Masjid tradisional Banjar pada dasarnya mengambil pola masjid tradisonal Jawa khususnya masjid Agung Demak, karena Kesultanan Banjar pertama kali mendapat pengaruh agamaIslam dari Kesultanan Demak Bintoro. Pada masa itu Kesultanan Demak mengirim Khatib Dayan yang merupakan cucu Sunan Gunung JatiCirebon untuk mengajarkan agama Islam kepada rakyat negeri Banjar di Kalimantan Selatan.
Namun masjid gaya Banjar akhirnya memiliki ciri khasnya sendiri misalnya terlihat pada atap kemuncaknya yang tinggi menjulang.
Masjid bergaya Banjar pernah dibangun di Sumatra dan Malaysia Barat, misalnya:
Masjid Tinggi, Jalan Banjar di Bagan Serai, negara bagian Perak.[1]
Beberapa perbedaan pola masjid tradisional Jawa dan Banjar:
Masjid di negeri Banjar dibangun dengan konstruksi panggung.
Masjid di negeri Banjar pada bagian pengimamam (mihrab) memiliki atap tersendiri terpisah dari bangunan induk.
Pada puncak masjid terdapat sungkul bangunan masjid yang disebut pataka yang terbuat dari kayu ulin. Di Jawa disebut mustoko/memolo terbuat dari tanah liat.
Pada ujung-ujung pertemuan atap pada jurai luar terdapat Jamang.

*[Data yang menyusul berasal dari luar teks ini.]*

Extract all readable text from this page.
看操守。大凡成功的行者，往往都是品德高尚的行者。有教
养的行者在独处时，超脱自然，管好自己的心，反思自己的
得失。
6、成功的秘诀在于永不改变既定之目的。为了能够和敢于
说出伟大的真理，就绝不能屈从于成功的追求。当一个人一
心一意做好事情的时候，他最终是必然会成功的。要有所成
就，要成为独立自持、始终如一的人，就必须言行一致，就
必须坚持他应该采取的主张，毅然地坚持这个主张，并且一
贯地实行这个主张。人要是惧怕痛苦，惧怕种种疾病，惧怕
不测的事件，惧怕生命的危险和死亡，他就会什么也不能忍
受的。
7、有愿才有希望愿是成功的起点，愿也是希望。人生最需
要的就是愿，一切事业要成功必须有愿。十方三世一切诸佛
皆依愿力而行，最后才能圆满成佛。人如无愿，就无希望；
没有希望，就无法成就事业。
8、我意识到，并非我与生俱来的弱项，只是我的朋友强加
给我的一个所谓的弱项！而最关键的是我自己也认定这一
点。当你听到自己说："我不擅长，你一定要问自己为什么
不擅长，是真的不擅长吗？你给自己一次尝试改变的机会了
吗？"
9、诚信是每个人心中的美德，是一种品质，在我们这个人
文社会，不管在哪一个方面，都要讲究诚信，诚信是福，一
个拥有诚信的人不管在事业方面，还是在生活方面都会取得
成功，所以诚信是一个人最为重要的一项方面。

Masjid di Tanah Jawa terdiri atas 2 bangunan utama yaitu bangunan yang beratap tumpang tiga yang merupakan "nDalem" dan bangunan beratap limas di depannya yang merupakan "pendopo" sedangkan Masjid di negeri Banjar hanya terdiri atas satu bangunan utama yang beratap tumpang tiga. Atap tumpang (tajug) paling atas lebih runcing (curam) daripada masjid di Jawa.
Masjid bergaya Banjar di tepian sungai.
Lukisan keadaan Masjid Sultan Suriansyah tempo dulu, pengimamannya masih beratap kecil menempel.
Pengimaman yang beratap pada Masjid Sultan Suriansyah.